Veg-Comeback in China

Gingko Tree restaurant, ChinaVegetarians are making a comeback in China, yes, China! While we have lamented the sky rocketing meat consumption in China, the growing popularity of meat-based, fast-food restaurants such as McDonald’s and Kentucky Fried Chicken, and have been dismayed by the China’s purchase of the world’s largest pork producer and processor, Smithfield, there is a silver lining to this darkening cloud.

A deepening environmental crisis, marked by growing levels of water pollution on the local level and climate change on the global level, combined with counterfeit food and adulteration scandals of the very worst kind, endangering the health of all and sickening many, has motivated a small but growing number of Chinese to return to a traditional vegetarian diet.

One such person is Long Kuan, an early follower of urban China’s growing vegan trend. “It started when global warming was a big issue, and I looked into a lot of information about food’s impact on the environment,” she said. “I didn’t know anything about it before. I was just loving the animals and didn’t want to eat them.” Four years ago, Long Kuan was a pop singer, pixie-faced, in her late 20s, with little pig tails. A song of hers out at the time, “LOHAS Queen,” was an ode to LOHAS – “lifestyles of health and sustainability.” She decided to switch from just being vegetarian to being vegan, after reading a United Nations report that said that raising, slaughtering and processing livestock produces more greenhouse gases than cars. And these days, she says, it’s a lot easier to be a vegetarian or vegan in China than it used to be.

With this growing trend towards the veg-diet, there has been an upsurge in vegetarian and veg-friendly restaurants. One example is Beijing’s Gingko Tree café with its vegan buffet, and flavorful dishes, offering all the taste but none of the meat that many Chinese love. On the menu at Gingko Tree are lamb kebobs with cumin, fish with black bean sauce, a salad, spring rolls and rice — all vegan. Chinese vegetarian cooks have ingenious ways of making tofu taste like meat. And while some purists may feel that defeats the purpose of giving up meat, Long Kuan celebrates having so many different flavors to choose from, with less harm to animals and the planet.

Another example is Shanghai’s Jen Dow buffet style restaurant offering over 200 different dishes. A rich compliment of meat substitute dishes, such as duck legs made out of mushrooms, are complemented with numerous vegetables just as they are – powerfully adaptable ingredients that make some delicious dishes, with no need for artifice.  A selection of colorful skewers of vegetables and tofu for hotpot, and a seemingly endless row of stir-fried vegetables, including white asparagus, bamboo shoots, and burdock, and all sorts of melon, are to be found in this popular vegetarian hot spot.

China once had one of the highest rates of vegetarianism in the world, rivaling even India, having been sparked by the influx of Buddhism over 1,000 years ago.  This continued until very recently, and it wasn’t very long ago that T. Colin Campbell was able to document the health advantages of a plant-based diet in his famous book, The China Study.
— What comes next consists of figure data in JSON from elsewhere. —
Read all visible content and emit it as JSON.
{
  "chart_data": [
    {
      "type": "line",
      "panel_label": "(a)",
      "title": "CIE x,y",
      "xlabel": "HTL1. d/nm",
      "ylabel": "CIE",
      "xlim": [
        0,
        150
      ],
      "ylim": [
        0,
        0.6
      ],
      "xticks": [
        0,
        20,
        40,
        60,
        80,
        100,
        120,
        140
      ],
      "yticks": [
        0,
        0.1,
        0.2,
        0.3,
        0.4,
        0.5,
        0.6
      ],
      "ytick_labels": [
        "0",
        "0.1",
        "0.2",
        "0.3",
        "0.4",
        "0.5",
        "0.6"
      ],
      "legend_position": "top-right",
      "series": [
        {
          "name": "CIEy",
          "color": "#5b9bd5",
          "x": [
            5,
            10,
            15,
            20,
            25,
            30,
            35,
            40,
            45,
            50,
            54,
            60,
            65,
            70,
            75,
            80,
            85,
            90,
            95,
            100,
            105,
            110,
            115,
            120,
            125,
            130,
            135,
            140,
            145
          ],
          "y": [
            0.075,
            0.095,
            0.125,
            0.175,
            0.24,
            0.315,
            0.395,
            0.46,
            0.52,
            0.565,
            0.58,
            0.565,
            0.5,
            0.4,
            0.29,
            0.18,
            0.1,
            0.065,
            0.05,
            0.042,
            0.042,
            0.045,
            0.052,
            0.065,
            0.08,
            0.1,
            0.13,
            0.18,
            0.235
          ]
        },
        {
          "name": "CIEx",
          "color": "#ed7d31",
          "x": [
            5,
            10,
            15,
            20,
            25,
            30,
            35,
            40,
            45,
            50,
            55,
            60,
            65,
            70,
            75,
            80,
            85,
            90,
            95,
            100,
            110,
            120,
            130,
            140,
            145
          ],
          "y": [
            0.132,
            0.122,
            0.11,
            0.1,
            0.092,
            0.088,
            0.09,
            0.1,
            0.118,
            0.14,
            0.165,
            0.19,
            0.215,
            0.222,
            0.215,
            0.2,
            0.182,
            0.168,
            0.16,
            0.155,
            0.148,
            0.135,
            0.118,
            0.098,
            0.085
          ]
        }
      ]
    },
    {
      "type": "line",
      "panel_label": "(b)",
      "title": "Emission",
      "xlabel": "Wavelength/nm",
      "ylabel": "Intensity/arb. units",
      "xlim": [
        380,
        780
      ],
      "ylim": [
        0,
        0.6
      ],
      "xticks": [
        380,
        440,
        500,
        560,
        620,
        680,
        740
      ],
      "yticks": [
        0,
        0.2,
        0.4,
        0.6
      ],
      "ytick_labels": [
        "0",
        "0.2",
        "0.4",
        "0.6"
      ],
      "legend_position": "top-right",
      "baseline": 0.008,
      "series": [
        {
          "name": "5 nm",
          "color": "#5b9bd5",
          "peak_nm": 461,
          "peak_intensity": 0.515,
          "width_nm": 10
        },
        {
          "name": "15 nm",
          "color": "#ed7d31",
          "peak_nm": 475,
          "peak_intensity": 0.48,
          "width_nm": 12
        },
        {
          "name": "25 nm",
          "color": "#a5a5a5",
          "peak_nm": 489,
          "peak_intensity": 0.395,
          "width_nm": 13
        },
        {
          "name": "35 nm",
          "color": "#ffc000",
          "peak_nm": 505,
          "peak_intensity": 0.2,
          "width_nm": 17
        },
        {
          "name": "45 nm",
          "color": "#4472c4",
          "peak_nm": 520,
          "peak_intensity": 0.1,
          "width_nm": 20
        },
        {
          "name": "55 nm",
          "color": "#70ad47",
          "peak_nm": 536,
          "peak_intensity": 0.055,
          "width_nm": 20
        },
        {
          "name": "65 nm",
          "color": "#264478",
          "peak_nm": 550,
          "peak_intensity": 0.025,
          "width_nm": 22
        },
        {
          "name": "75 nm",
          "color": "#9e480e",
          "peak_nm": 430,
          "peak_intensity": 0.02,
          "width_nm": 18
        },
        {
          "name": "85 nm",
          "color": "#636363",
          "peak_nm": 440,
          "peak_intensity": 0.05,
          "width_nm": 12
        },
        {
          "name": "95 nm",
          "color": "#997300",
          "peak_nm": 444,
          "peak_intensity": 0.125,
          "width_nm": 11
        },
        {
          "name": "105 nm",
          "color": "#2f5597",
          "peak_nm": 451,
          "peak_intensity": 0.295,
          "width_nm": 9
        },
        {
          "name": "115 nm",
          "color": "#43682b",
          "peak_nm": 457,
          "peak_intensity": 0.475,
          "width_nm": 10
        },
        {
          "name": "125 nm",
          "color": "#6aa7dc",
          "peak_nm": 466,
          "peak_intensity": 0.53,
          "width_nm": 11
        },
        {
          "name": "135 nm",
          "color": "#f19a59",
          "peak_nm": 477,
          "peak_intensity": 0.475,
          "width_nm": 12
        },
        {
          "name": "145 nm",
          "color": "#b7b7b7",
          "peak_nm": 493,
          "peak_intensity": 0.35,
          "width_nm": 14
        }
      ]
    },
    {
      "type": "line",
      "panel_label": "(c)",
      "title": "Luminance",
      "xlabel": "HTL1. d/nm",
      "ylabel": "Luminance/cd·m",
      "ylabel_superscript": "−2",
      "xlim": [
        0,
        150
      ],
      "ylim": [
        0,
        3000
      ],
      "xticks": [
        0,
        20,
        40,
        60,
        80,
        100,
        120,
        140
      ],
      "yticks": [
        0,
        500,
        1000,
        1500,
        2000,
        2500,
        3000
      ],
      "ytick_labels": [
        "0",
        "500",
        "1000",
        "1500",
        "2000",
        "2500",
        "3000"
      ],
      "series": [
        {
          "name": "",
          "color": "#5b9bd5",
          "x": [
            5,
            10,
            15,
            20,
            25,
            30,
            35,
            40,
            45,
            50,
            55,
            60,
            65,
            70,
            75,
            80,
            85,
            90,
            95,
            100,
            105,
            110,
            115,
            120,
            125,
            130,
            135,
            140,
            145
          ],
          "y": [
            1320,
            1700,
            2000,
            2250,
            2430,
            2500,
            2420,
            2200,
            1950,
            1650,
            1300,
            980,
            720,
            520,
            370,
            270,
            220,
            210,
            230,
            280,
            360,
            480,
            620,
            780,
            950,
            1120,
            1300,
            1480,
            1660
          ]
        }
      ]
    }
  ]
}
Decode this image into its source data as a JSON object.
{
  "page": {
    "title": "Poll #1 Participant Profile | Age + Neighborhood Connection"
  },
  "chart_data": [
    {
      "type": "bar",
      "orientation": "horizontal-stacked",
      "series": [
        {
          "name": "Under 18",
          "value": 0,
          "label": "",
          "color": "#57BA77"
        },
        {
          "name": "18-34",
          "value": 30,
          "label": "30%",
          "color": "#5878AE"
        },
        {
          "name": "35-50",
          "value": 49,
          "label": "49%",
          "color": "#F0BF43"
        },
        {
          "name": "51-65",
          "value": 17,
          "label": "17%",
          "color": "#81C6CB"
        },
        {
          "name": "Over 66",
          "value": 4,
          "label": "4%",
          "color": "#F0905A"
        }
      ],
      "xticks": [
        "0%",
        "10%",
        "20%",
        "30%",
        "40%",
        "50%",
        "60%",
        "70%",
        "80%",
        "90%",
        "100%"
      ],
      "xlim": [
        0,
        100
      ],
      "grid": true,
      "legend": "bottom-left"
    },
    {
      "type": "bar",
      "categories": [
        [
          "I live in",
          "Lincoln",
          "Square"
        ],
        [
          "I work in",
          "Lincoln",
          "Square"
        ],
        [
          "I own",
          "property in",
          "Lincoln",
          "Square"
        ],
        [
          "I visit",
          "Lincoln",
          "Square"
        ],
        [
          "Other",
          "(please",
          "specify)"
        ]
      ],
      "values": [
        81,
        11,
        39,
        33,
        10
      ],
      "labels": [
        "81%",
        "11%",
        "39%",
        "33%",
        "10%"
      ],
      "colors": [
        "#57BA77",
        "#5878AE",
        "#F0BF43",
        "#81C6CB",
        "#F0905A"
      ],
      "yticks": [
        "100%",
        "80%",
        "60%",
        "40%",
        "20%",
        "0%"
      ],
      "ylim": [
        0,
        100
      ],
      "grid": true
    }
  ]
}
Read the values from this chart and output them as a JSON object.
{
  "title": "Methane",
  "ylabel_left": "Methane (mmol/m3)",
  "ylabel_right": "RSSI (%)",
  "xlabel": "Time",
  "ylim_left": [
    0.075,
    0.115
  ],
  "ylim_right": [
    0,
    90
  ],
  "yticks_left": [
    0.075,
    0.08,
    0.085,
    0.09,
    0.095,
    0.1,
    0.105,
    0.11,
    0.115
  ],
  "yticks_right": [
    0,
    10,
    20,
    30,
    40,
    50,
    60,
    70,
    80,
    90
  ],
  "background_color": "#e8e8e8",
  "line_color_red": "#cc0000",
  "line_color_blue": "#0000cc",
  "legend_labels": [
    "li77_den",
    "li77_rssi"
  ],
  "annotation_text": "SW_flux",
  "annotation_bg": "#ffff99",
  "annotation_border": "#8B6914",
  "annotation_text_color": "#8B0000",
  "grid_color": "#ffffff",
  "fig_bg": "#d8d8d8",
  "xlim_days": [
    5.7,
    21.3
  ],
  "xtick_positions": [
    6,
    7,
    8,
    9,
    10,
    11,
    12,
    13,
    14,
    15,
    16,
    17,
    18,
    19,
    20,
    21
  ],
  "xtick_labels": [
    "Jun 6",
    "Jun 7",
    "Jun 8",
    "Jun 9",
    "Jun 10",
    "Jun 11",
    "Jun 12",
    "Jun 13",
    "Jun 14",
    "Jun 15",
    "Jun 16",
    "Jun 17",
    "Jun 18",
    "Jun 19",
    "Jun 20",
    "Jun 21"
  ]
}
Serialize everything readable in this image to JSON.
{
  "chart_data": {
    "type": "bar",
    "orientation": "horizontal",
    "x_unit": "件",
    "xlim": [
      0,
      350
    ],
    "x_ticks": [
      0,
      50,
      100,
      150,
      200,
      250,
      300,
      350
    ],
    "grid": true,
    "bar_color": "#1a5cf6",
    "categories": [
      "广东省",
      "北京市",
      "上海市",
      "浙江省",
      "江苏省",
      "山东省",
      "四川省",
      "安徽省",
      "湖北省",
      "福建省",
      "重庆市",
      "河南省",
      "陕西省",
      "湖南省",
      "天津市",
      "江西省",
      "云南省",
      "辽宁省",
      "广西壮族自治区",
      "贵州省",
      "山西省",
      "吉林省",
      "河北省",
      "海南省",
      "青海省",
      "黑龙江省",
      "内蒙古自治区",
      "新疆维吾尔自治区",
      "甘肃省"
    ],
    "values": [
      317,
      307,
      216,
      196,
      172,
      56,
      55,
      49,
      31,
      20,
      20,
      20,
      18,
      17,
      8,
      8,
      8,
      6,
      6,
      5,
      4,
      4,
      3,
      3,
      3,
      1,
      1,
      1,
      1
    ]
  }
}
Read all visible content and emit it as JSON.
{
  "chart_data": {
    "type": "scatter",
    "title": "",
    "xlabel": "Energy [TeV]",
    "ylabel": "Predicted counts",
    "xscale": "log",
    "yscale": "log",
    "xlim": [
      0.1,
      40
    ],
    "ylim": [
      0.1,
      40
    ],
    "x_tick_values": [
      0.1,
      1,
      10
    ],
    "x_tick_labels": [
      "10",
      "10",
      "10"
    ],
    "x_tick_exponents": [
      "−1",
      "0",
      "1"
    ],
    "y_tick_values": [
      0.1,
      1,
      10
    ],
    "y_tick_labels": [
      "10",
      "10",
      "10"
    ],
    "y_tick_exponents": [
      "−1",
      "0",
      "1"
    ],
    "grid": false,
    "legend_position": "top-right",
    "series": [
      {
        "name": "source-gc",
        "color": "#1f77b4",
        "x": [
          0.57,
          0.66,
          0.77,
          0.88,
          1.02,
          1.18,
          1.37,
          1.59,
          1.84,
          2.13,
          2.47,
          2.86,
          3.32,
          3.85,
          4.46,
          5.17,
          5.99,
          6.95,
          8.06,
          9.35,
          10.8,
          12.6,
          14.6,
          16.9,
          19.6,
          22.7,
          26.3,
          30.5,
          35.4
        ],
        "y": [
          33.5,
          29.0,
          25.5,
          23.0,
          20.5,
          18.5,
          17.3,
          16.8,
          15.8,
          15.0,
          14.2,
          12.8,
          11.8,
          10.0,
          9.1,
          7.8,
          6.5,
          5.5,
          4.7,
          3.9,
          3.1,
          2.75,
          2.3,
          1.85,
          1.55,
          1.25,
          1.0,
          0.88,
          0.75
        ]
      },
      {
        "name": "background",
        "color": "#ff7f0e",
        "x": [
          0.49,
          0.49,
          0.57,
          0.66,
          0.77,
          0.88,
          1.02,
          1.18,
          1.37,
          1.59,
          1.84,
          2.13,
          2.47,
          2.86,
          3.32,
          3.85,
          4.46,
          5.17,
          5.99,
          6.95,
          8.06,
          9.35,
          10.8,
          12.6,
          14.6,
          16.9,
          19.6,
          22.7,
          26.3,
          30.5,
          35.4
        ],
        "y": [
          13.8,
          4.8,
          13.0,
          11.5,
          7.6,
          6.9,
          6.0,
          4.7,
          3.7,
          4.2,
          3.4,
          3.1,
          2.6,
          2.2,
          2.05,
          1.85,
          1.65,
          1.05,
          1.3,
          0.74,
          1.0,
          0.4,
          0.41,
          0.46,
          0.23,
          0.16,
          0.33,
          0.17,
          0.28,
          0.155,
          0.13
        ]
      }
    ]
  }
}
Today, with many Chinese viewing a meat diet as a sign of success, and with a growing middle class, a strong shift away from the more traditional plant-based diet occurred. But with that change towards a western diet, a surge in the incidence of western lifestyle diseases, such as heart disease and diabetes, has taken place.

While statistics on the number of vegetarians in China are hard to come by, one analyst placed the number at around 50 million people. While that’s not much compared to the one and a half billion people in China, many think it is more than enough to spark a renaissance of its once flourishing vegetarian diet.